Dan saya berdiri sekarang hanya dengan menutupi aib setengah hati mengakui makna persahabatan saya yang hanya secuil ikan teri di pinggiran pantai pantai bumi. Malu malu tertahan menyangkal bahwa makna yang saya berikan terhadap arti sahabat sangatlah dangkal. Saya bukanlah hidup sebagai sahabat yang benar, tapi ironinya hanya sampai pada sekadar seorang kawan yang selalu penuh pembenaran.
Perang dingin saya dan partner saya lalu hari ditutup dengan kata-katanya yang membuat saya terbata-bata menelannya. “Cintailah saya seperti kamu mencintai sahabat sahabat kamu sebagaimana adanya. Karena saya ini hanya cemburu dan membuta dibuatnya”. [isak] Saya masih waras untuk malu dan berharu biru menanggapi kata-kata itu. Coba bantu saya menjawab bagaimana saya mencintainya dengan pincang dan tercela seperti yang sudah saya lakukan pada sahabat saya.

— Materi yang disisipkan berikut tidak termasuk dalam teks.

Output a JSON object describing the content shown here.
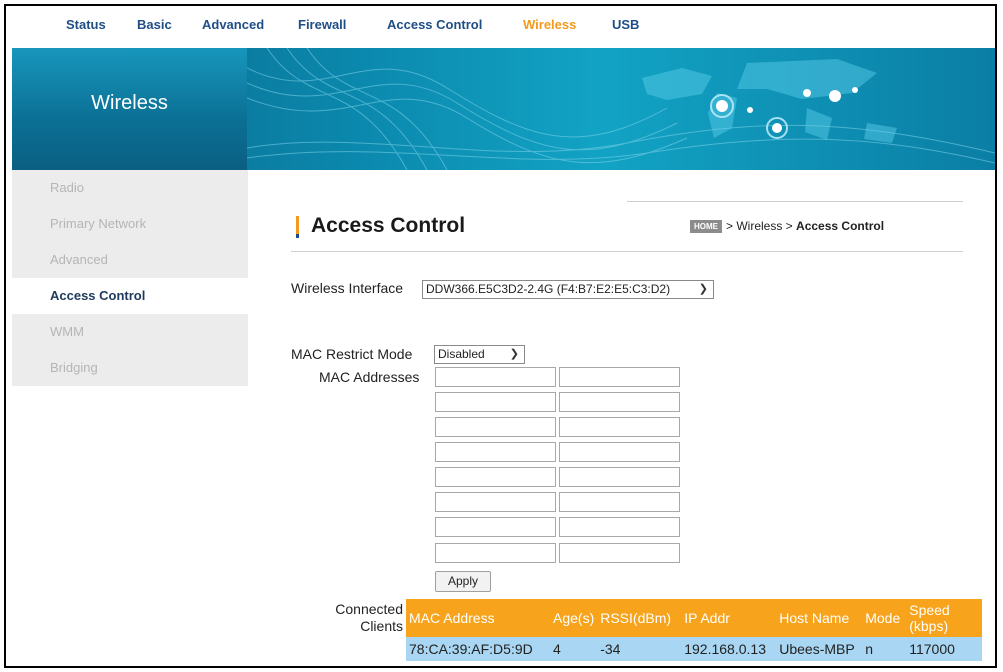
{
  "nav": {
    "items": [
      "Status",
      "Basic",
      "Advanced",
      "Firewall",
      "Access Control",
      "Wireless",
      "USB"
    ],
    "active": "Wireless"
  },
  "banner": {
    "title": "Wireless"
  },
  "sidebar": {
    "items": [
      "Radio",
      "Primary Network",
      "Advanced",
      "Access Control",
      "WMM",
      "Bridging"
    ],
    "active": "Access Control"
  },
  "page": {
    "title": "Access Control",
    "breadcrumb": {
      "home": "HOME",
      "path": "> Wireless > ",
      "current": "Access Control"
    }
  },
  "form": {
    "wireless_interface_label": "Wireless Interface",
    "wireless_interface_value": "DDW366.E5C3D2-2.4G (F4:B7:E2:E5:C3:D2)",
    "mac_restrict_label": "MAC Restrict Mode",
    "mac_restrict_value": "Disabled",
    "mac_addresses_label": "MAC Addresses",
    "apply_label": "Apply"
  },
  "clients": {
    "label_line1": "Connected",
    "label_line2": "Clients",
    "headers": [
      "MAC Address",
      "Age(s)",
      "RSSI(dBm)",
      "IP Addr",
      "Host Name",
      "Mode",
      "Speed (kbps)"
    ],
    "rows": [
      [
        "78:CA:39:AF:D5:9D",
        "4",
        "-34",
        "192.168.0.13",
        "Ubees-MBP",
        "n",
        "117000"
      ]
    ]
  },
  "colors": {
    "accent": "#f39a1e",
    "nav_blue": "#1f4e86",
    "table_header": "#f7a31c",
    "table_row": "#a9d6f2"
  }
}
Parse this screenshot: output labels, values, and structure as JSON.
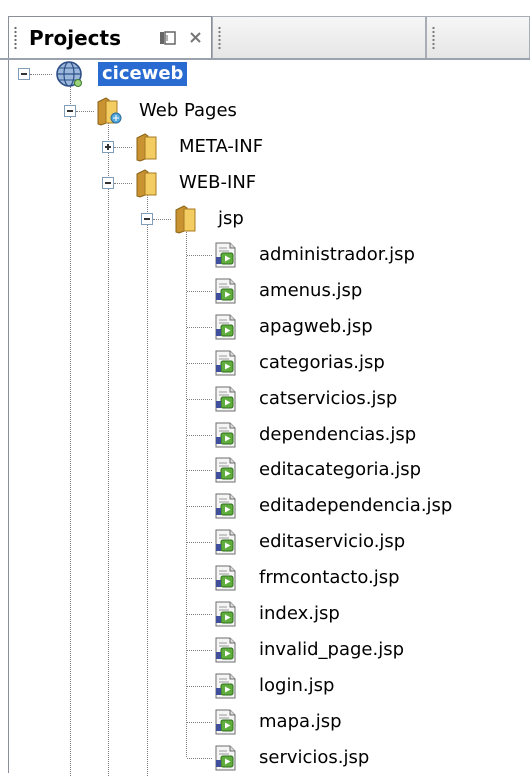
{
  "panel": {
    "title": "Projects"
  },
  "tree": {
    "project": "ciceweb",
    "web_pages": "Web Pages",
    "meta_inf": "META-INF",
    "web_inf": "WEB-INF",
    "jsp": "jsp",
    "files": [
      "administrador.jsp",
      "amenus.jsp",
      "apagweb.jsp",
      "categorias.jsp",
      "catservicios.jsp",
      "dependencias.jsp",
      "editacategoria.jsp",
      "editadependencia.jsp",
      "editaservicio.jsp",
      "frmcontacto.jsp",
      "index.jsp",
      "invalid_page.jsp",
      "login.jsp",
      "mapa.jsp",
      "servicios.jsp"
    ]
  },
  "colors": {
    "selection": "#2a6bd2",
    "folder": "#e8b84a"
  }
}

Anda diperbolehkan kasihan pada mental hidup saya yang menyedihkan. Mengiba dan berjuang mempertahankan cinta orang orang terdekat saya mati-matian. Lebih memilih menjadi “sahabat yang baik” tanpa keberanian jujur dalam perisai ketakutan kehilangan. Setidaknya mari ijinkan saya belajar untuk menjadi sahabat yang lebih benar meskipun resiko kehilangan akan membuat jantung saya terus kencang bergetar.
Dan ketahuilah, berpikiran naif memperjuangakan diri menjadi sahabat super dalam kilah seperti diri saya sungguhlah tak mudah.